How the issue came about
Eidman, 70, worked for Midland Bank for 16 years before taking early retirement in 1997, during which time she paid a married woman’s NI contribution.
But despite not being entitled to a full State Pension, she was deducted £720 per year from her £4,800 annual pension when she reached State Pension age at 60.
The Midland scheme was set up in 1974 and closed to new members in 1996.
Up until 2009, it was non-contributory, at which point members had to pay in through their salary, and it was based on final salary.
However, the clawback was introduced for those who joined the scheme from 1975 onwards.
Anne Johnson (pictured right), 61, started at the bank in 1973 and joined the scheme the following year, so she should have been exempt from clawback. However, she resigned when she became pregnant in 1980.
She rejoined in 1983 and went full-time in 1986, working until 2012 when she was made redundant.
Her company pension is just over £5,000, but the clawback on that is £1,140.
“All the way through my banking career my salary was poor to average,” she said.
“But like a lot of my colleagues we thought that because we had put a lot of years in we would get a nice pension at the end, but not at all.”
The campaign, which now has almost 10,000 members, has won support from MP Frank Field, chair of the Work and Pensions Select Committee, who has called on HSBC to stop making deductions.
In a letter to MPs, he criticised HSBC’s stance, saying that the communication was clearly insufficient and the bank should consider taking action especially because many of the worst affected are long-serving and relatively low paid employees.

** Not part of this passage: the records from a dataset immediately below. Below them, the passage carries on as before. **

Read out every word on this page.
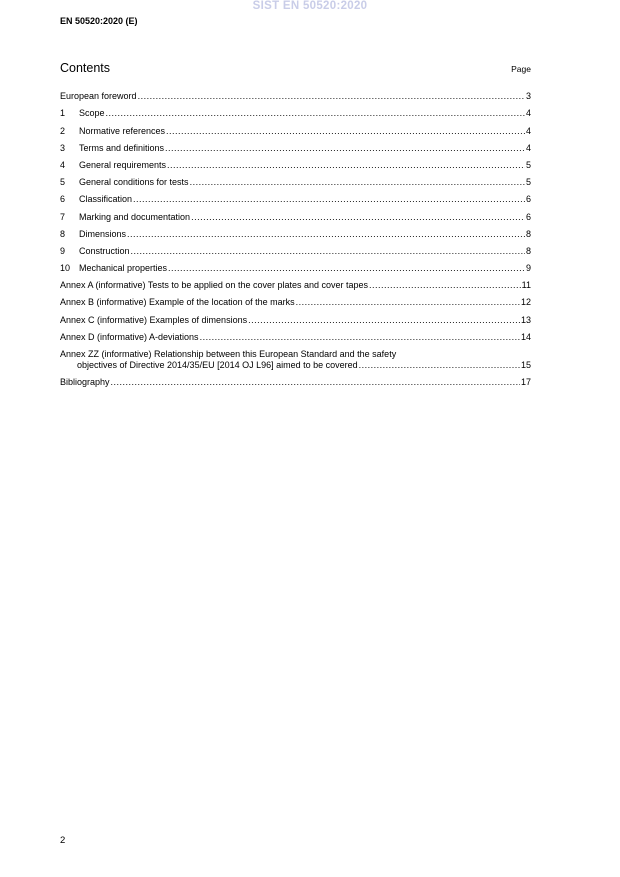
SIST EN 50520:2020
EN 50520:2020 (E)
Contents	Page
European foreword .....	3
1	Scope .....	4
2	Normative references .....	4
3	Terms and definitions .....	4
4	General requirements .....	5
5	General conditions for tests .....	5
6	Classification .....	6
7	Marking and documentation .....	6
8	Dimensions .....	8
9	Construction .....	8
10 Mechanical properties .....	9
Annex A (informative) Tests to be applied on the cover plates and cover tapes .....	11
Annex B (informative) Example of the location of the marks .....	12
Annex C (informative) Examples of dimensions .....	13
Annex D (informative) A-deviations .....	14
Annex ZZ (informative) Relationship between this European Standard and the safety
objectives of Directive 2014/35/EU [2014 OJ L96] aimed to be covered .....	15
Bibliography .....	17
2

Field also wrote a letter to Russell Picot, chairman of HSBC Bank Pension Trust, who conducted an independent review of the rules of the scheme.

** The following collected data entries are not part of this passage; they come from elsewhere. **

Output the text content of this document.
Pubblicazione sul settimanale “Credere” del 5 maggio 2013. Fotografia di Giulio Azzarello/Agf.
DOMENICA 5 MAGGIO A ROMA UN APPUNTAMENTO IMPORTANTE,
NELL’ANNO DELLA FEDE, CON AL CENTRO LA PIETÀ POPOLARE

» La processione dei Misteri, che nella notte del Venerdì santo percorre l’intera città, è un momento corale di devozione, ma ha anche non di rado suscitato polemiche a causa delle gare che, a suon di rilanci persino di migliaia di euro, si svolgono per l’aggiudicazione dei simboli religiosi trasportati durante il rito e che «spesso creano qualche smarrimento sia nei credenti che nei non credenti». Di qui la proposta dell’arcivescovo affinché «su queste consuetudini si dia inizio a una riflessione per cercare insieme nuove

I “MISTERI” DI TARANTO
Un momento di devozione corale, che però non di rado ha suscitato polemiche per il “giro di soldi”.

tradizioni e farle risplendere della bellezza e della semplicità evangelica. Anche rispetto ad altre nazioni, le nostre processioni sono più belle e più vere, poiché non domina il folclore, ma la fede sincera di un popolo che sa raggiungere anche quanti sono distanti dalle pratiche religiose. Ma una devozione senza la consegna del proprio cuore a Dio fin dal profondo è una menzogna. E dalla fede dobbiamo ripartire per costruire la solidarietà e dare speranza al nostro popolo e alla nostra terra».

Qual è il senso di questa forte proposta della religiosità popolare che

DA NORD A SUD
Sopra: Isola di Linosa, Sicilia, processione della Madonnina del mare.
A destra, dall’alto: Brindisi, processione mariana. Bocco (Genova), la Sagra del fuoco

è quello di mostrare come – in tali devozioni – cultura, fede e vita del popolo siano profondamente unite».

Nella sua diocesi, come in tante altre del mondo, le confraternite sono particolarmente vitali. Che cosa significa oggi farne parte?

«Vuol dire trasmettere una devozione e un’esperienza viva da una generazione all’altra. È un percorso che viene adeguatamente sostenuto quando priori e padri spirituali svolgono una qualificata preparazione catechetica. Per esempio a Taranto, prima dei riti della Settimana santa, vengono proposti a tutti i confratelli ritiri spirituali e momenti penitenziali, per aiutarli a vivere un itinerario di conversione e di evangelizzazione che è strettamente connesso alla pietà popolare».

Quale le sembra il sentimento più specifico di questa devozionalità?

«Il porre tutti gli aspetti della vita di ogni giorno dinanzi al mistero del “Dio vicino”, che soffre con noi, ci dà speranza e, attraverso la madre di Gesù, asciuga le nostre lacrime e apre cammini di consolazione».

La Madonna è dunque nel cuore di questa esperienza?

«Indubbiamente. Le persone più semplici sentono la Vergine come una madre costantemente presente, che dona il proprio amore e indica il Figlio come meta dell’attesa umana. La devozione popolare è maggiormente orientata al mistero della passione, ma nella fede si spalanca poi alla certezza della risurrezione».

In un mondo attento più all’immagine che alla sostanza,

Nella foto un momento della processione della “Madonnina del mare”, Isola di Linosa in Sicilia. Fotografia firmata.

“The review was done by Russell Picot who is chair of trustees but is also a director of the pensions administrator Willis Towers Watson,” said McGeough-Adams.
More than 40 MPs have so far signalled their support to those affected by the scheme and the campaign committee held an MPs briefing at Portcullis House this month to raise awareness.
Members also attended a town hall meeting at HSBC’s Canary Wharf headquarters last December with UK CEO Ian Stuart and head of performance and reward Dean O’Connor as well as representatives from Willis Towers Watson.
McGeough-Adams said that, when asked at the meeting, Stuart said he had calculated the cost of removing clawback at £442 million, which pales in significance when compared to the £12.3 billion profit HSBC made last year.
She adds that hundreds of people have also written letters or emails to HSBC but most have just received a standard reply.
What the bank says
Asked about the clawback scheme, an HSBC spokesperson told loveMONEY: “Since the State Deduction was introduced in 1975, it has been consistently communicated in member guides, members’ annual pension statements and the deferred statements that members receive on ceasing active membership.
“Through our UK pension scheme, we support a wide group of current and former employees and their dependents, including defined contribution members, and we have a responsibility to provide sustainable pension benefits to all members, both now and in the future.
“Retrospectively increasing the benefits for this section of the scheme, which was non-contributory for all members from January 1975 until July 2009, could be seen as unfairly preferring this group of members over others.
“We continue to engage with members and have recently written to all members to answer questions about the State Deduction.”
While there has been little movement on those talks, the campaign’s committee has set up a crowdfunding page to support its efforts, which has already reached more than £4,000.
But there is still work to be done.
“At the end of the day I feel angry and bitterly disappointed that it has come to this,” said McGeough-Adams.
“For an employer who I trusted implicitly when I joined to have done this to its employees is sickening.”